Around a decade ago the French government had their wrists slapped by the European Court for imposing social charges in expat retirement pensions, contrary to EU directives.
As a result France amended their social security laws and introduced various regulations.
The main regulation is Circulaire DSS/SDFSS/5B No2001-350, 17 juillet 2001, where it states: 'Sont exemptés du paiement de la CSG, les titulaires de revenus de remplacement visés à l'article L. 136-2 du code de la sécurité sociale résidant en France et qui ne sont pas à la charge, à quelque titre que ce soit, d'un régime obligatoire français d'assurance maladie.'
The term 'revenus de replacement' means pension income.

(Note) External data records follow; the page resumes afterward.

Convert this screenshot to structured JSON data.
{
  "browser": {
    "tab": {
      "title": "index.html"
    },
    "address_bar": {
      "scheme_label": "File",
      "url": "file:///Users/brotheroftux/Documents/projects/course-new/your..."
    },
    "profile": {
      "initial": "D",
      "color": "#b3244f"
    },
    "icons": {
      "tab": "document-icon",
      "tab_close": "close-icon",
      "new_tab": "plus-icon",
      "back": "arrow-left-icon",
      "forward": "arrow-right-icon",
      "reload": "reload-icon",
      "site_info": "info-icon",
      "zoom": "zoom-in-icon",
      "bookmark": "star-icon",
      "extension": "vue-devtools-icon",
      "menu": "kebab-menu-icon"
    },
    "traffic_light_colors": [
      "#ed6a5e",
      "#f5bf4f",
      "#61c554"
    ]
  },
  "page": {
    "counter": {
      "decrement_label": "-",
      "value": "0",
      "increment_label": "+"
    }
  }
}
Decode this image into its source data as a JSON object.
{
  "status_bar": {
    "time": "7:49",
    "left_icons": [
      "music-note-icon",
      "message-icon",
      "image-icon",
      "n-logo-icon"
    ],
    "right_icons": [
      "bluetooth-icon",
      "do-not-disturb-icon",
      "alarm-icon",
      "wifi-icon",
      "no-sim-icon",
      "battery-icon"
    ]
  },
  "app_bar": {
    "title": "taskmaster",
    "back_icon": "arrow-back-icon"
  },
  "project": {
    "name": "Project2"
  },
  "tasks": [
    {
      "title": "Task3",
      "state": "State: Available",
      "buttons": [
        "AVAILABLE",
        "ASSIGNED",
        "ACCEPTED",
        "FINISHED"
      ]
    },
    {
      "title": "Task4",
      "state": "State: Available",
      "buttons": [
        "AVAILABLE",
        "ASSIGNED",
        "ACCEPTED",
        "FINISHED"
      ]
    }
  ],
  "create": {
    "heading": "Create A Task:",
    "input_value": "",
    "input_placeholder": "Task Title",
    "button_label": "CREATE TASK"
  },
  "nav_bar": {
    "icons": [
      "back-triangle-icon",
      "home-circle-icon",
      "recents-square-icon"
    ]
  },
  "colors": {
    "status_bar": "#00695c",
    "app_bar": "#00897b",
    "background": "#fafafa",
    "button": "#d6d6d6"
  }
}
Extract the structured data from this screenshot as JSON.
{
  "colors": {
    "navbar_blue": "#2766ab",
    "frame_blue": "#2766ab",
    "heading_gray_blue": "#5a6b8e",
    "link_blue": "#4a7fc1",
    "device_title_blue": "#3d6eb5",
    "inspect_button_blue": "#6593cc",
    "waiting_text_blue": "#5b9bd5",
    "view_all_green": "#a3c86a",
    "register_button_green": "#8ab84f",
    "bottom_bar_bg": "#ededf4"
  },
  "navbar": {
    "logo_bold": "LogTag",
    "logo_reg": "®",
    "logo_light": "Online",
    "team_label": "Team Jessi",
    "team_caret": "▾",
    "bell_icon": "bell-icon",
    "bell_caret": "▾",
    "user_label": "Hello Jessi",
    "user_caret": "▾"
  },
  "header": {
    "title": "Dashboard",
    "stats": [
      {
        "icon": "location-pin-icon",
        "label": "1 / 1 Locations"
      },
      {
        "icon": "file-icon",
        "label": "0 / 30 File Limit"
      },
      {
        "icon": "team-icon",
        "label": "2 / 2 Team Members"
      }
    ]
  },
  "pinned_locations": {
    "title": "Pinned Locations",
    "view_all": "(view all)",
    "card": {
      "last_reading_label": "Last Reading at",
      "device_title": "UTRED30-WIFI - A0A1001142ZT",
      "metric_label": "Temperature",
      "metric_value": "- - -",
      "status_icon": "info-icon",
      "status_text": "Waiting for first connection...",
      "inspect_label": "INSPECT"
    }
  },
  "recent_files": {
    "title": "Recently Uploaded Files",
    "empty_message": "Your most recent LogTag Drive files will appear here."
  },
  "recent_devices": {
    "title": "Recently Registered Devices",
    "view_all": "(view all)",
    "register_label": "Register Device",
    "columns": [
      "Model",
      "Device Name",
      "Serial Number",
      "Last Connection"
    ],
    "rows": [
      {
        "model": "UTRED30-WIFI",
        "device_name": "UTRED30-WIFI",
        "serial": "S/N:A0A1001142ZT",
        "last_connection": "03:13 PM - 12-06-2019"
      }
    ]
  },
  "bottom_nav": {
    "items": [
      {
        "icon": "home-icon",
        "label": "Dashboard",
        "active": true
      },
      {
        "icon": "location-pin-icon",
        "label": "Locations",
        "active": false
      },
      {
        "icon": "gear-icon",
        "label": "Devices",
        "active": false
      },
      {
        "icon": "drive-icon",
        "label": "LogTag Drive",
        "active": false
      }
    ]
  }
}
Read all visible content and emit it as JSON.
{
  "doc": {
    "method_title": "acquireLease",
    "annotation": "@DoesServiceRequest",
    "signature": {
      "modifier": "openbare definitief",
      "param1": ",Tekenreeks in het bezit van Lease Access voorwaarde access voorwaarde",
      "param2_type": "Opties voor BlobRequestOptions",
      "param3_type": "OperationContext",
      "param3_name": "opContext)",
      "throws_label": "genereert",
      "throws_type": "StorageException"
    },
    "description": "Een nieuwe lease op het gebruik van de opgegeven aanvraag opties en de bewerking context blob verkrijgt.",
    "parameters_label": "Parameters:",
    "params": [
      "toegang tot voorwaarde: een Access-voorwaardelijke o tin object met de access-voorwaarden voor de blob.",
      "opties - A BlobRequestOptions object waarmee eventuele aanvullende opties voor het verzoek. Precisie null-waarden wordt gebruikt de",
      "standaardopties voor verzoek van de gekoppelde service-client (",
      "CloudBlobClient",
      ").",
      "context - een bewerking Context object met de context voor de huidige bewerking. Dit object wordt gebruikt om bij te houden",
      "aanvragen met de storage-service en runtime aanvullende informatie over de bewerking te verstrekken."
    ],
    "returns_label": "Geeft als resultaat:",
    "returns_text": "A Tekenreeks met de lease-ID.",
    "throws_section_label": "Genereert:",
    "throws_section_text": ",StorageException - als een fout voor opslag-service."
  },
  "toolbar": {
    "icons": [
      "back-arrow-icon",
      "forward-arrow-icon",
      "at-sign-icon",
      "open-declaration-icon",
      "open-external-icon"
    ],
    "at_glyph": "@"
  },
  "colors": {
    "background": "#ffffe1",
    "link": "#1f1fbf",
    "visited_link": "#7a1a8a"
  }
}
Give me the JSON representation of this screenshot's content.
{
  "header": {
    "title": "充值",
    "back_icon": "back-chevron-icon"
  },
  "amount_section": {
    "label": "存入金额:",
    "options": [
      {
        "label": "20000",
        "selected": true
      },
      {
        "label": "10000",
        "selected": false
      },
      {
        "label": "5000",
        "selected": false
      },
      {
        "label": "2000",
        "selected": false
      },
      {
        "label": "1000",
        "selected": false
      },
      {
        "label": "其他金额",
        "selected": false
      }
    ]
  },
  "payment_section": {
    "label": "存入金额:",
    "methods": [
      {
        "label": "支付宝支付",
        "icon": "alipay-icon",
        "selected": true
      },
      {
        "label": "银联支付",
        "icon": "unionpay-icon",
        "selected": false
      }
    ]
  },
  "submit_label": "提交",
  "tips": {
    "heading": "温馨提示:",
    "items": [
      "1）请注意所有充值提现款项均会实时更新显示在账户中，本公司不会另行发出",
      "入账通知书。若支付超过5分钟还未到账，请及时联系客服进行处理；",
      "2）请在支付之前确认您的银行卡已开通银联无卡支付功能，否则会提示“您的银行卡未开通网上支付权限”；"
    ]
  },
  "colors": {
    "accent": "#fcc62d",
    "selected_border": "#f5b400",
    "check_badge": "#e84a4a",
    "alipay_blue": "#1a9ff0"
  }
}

However, this circular leaves some ambiguity on the issue, as it does not specifically mention the social charge 'CRDS', which is equally not payable.
So for a full explanation you also need to go to Circulaire n° 2002/4 du 25 janvier 2002 of the Caisse nationale d'assurance vieillesse, where it states : 'Seuls les pensionnés de vieillesse domiciliés fiscalement en France ET à la charge à quelque titre que ce soit, d'un régime obligatoire français d'assurance maladie, peuvent faire l'objet d'un précompte CSG/CRDS.'
The circular adds: ‘ne sont pas soumis au prélèvement de la CSG et de la CRDS.......les pensionnés domiciliés fiscalement en France mais dont la charge des prestations en nature de l'assurance maladie incombe à un régime obligatoire d'assurance maladie autre que français.'
Unless you hold an E106 those on private early retirement pensions are not formally exempt from the social charges on their pensions, as we have pointed out before in the article Social Charges and UK Pensions.
Nevertheless, as we stated above, the collection procedures are such that many do escape paying them. We have no confidence that this will continue to be the case. Government service pensions are under no circumstances liable for the social charges and it is not envisaged this will change.